Take Firefly’s crab cakes, for example. Since its inception, the restaurant has offered crab cakes on its rotating chalkboard menu, but only recently have they become something worth talking about. Proving the adage that less is more, Gregory stripped out the convoluted fillers (including artichokes hearts, onions, bread crumbs, eggs and Worcestershire) and relaunched a cake made with—wait for it—crab. Deep-fried with a light layer of panko bread crumbs, the golden patties deliver sweet lumps of seafood, punctuated only by an occasional telltale shard of shell. She serves two cakes on a vibrant salad—baby greens with fresh hunks of radish, red pepper, cucumber and goat cheese, tossed in a light balsamic vinaigrette—or as an entrée with lemon aioli for dipping.

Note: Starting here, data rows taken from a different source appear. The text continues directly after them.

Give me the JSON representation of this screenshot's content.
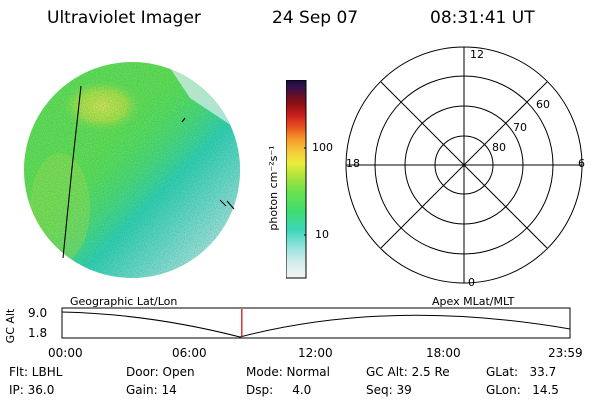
{
  "header": {
    "instrument": "Ultraviolet Imager",
    "date": "24 Sep 07",
    "time": "08:31:41 UT"
  },
  "colorbar": {
    "unit_label": "photon cm⁻²s⁻¹",
    "tick_100": "100",
    "tick_10": "10"
  },
  "polar_plot": {
    "mlt_12": "12",
    "mlt_18": "18",
    "mlt_6": "6",
    "mlt_0": "0",
    "lat_60": "60",
    "lat_70": "70",
    "lat_80": "80"
  },
  "orbit": {
    "left_label": "Geographic Lat/Lon",
    "right_label": "Apex MLat/MLT",
    "y_axis_label": "GC Alt",
    "y_max": "9.0",
    "y_min": "1.8",
    "x_ticks": [
      "00:00",
      "06:00",
      "12:00",
      "18:00",
      "23:59"
    ],
    "current_time_fraction": 0.354
  },
  "status": {
    "flt": "Flt: LBHL",
    "ip": "IP: 36.0",
    "door": "Door: Open",
    "gain": "Gain: 14",
    "mode": "Mode: Normal",
    "dsp": "Dsp:     4.0",
    "gc_alt": "GC Alt: 2.5 Re",
    "seq": "Seq: 39",
    "glat": "GLat:   33.7",
    "glon": "GLon:   14.5"
  },
  "colors": {
    "marker": "#cc0000",
    "green": "#5ce650",
    "cyan": "#39d6b4",
    "pale": "#d7ecec"
  }
}
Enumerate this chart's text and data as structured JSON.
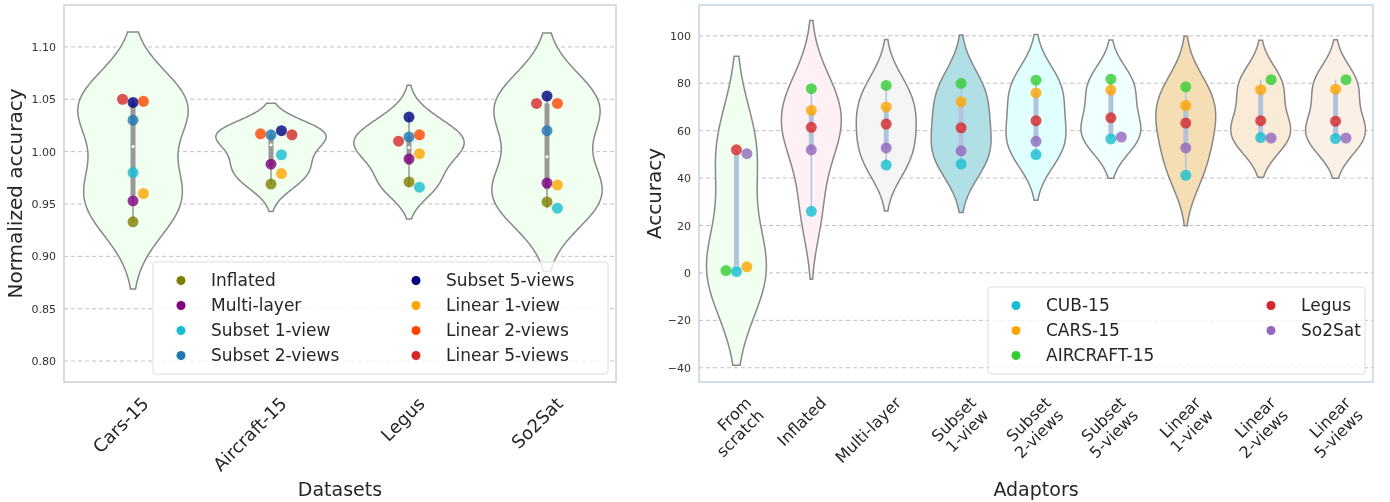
{
  "chart_data": [
    {
      "type": "scatter",
      "xlabel": "Datasets",
      "ylabel": "Normalized accuracy",
      "categories": [
        "Cars-15",
        "Aircraft-15",
        "Legus",
        "So2Sat"
      ],
      "colors": [
        "#f0fff0",
        "#f0fff0",
        "#f0fff0",
        "#f0fff0"
      ],
      "ylim": [
        0.78,
        1.14
      ],
      "yticks": [
        {
          "value": 0.8,
          "label": "0.80"
        },
        {
          "value": 0.85,
          "label": "0.85"
        },
        {
          "value": 0.9,
          "label": "0.90"
        },
        {
          "value": 0.95,
          "label": "0.95"
        },
        {
          "value": 1.0,
          "label": "1.00"
        },
        {
          "value": 1.05,
          "label": "1.05"
        },
        {
          "value": 1.1,
          "label": "1.10"
        }
      ],
      "grid": "y",
      "legend": "bottom right",
      "marker": "circle",
      "series": [
        {
          "name": "Inflated",
          "color": "#808000",
          "values": [
            0.933,
            0.969,
            0.971,
            0.952
          ]
        },
        {
          "name": "Multi-layer",
          "color": "#800080",
          "values": [
            0.953,
            0.988,
            0.993,
            0.97
          ]
        },
        {
          "name": "Subset 1-view",
          "color": "#17becf",
          "values": [
            0.98,
            0.997,
            0.966,
            0.946
          ]
        },
        {
          "name": "Subset 2-views",
          "color": "#1f77b4",
          "values": [
            1.03,
            1.016,
            1.014,
            1.02
          ]
        },
        {
          "name": "Subset 5-views",
          "color": "#000080",
          "values": [
            1.047,
            1.02,
            1.033,
            1.053
          ]
        },
        {
          "name": "Linear 1-view",
          "color": "#ffa500",
          "values": [
            0.96,
            0.979,
            0.998,
            0.968
          ]
        },
        {
          "name": "Linear 2-views",
          "color": "#ff4500",
          "values": [
            1.048,
            1.017,
            1.016,
            1.046
          ]
        },
        {
          "name": "Linear 5-views",
          "color": "#d62728",
          "values": [
            1.05,
            1.016,
            1.01,
            1.046
          ]
        }
      ]
    },
    {
      "type": "scatter",
      "xlabel": "Adaptors",
      "ylabel": "Accuracy",
      "categories": [
        "From\nscratch",
        "Inflated",
        "Multi-layer",
        "Subset\n1-view",
        "Subset\n2-views",
        "Subset\n5-views",
        "Linear\n1-view",
        "Linear\n2-views",
        "Linear\n5-views"
      ],
      "colors": [
        "#f0fff0",
        "#fff0f5",
        "#f5f5f5",
        "#b0e0e6",
        "#e0ffff",
        "#f0ffff",
        "#f5deb3",
        "#faebd7",
        "#faf0e6"
      ],
      "ylim": [
        -46,
        113
      ],
      "yticks": [
        {
          "value": -40,
          "label": "−40"
        },
        {
          "value": -20,
          "label": "−20"
        },
        0,
        20,
        40,
        60,
        80,
        100
      ],
      "grid": "y",
      "legend": "bottom right",
      "marker": "circle",
      "series": [
        {
          "name": "CUB-15",
          "color": "#17becf",
          "values": [
            0.6,
            26.0,
            45.5,
            45.9,
            49.9,
            56.5,
            41.2,
            57.1,
            56.7
          ]
        },
        {
          "name": "CARS-15",
          "color": "#ffa500",
          "values": [
            2.6,
            68.6,
            70.0,
            72.2,
            75.9,
            77.1,
            70.6,
            77.3,
            77.5
          ]
        },
        {
          "name": "AIRCRAFT-15",
          "color": "#32cd32",
          "values": [
            1.0,
            77.7,
            79.1,
            79.9,
            81.3,
            81.7,
            78.5,
            81.5,
            81.5
          ]
        },
        {
          "name": "Legus",
          "color": "#d62728",
          "values": [
            51.9,
            61.4,
            62.8,
            61.2,
            64.2,
            65.4,
            63.2,
            64.2,
            64.0
          ]
        },
        {
          "name": "So2Sat",
          "color": "#9467bd",
          "values": [
            50.3,
            51.9,
            52.7,
            51.5,
            55.5,
            57.3,
            52.7,
            56.9,
            56.9
          ]
        }
      ]
    }
  ]
}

Even more pronounced than the reinvention of the crab cake is the addition of house-baked bread. Sous chef Amy Willis, who also handles the desserts, bakes fresh herb focaccia and polenta herb loaf that accompany soups, the artisan cheese plate and other items. Shaped like soft, yeasty biscotti, the buttered and grilled fingers of focaccia that accompanied our soup were so delicious that we actually asked to take the leftovers home.
For painstaking attention to simple details, look no further than the smoked turkey sandwich, a commonplace meal made outstanding with tender brined meat smoked in-house, sliced thinly and served on soft grilled sourdough with bacon, avocado, sprouts, arugula, gouda and basil mayo. We also particularly enjoyed the beef kabob with filet tips marinated in paprika, cayenne, cinnamon, cumin, coriander, fennel and garam masala. (The earthy blend of spices also flavors the Moroccan shrimp on the dinner menu.) Gregory plated the tender hunks of beef with perfectly cooked basmati rice, delicate grilled asparagus, warm tomato salsa with kalamata olives and capers, and a cool counterpoint of cucumber-yogurt relish flecked with bits of Italian parsley and mint.

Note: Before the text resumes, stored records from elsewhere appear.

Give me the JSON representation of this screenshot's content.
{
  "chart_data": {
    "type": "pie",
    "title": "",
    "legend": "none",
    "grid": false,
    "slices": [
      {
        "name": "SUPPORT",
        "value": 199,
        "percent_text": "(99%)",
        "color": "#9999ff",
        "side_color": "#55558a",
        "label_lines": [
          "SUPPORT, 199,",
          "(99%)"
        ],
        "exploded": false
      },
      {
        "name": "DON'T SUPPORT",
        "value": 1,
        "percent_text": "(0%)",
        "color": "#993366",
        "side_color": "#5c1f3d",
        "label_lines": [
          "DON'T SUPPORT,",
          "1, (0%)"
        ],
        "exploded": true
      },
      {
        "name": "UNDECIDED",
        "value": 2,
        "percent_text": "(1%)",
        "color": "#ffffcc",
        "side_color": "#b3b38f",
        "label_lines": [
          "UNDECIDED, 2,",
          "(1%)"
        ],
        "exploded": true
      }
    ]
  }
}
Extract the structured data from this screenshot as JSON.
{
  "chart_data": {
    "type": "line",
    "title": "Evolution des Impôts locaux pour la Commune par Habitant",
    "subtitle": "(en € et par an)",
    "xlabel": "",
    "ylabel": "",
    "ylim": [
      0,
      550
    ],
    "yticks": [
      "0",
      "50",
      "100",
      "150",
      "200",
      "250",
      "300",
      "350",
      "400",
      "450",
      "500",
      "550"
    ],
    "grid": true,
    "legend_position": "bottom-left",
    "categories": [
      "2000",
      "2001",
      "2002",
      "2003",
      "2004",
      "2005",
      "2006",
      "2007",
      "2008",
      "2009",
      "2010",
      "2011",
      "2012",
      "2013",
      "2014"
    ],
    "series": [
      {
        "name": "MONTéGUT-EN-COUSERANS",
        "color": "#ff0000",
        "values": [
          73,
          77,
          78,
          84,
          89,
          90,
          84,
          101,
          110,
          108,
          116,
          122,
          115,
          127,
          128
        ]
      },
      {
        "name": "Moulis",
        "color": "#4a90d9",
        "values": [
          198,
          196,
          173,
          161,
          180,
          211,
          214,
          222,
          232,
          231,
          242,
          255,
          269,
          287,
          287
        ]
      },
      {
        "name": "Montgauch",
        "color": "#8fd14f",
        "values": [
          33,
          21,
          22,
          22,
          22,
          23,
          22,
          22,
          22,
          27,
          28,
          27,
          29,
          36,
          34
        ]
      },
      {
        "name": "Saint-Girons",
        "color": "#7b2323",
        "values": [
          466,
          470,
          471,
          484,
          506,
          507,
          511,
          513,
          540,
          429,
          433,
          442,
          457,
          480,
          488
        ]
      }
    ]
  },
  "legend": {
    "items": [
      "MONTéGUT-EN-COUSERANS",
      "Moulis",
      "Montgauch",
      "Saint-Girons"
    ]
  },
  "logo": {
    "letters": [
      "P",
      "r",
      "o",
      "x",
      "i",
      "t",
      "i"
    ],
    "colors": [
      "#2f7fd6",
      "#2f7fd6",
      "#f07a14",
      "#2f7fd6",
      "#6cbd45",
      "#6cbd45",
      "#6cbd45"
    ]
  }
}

Among the chalkboard items, we loved the fried oyster appetizer. A dozen plump oysters, lightly dredged in cornmeal, came with a dip of spicy remoulade, which also accented the po’ boy generously loaded with cornmeal-dusted shrimp on soft French bread.
Less successful was the tempura-fried lobster. Presented playfully in a stand-up martini glass, the piping-hot nuggets were slightly greasy and did little to showcase the sweet flavor of lobster. The scallop salad was also disappointing. Plated on a bountiful tussle of mizuna, with shredded cabbage, carrots, scallions, white and black sesame seeds and crunchy wasabi peas, the medium-sized caramelized scallops were over-cooked to a rubbery consistency.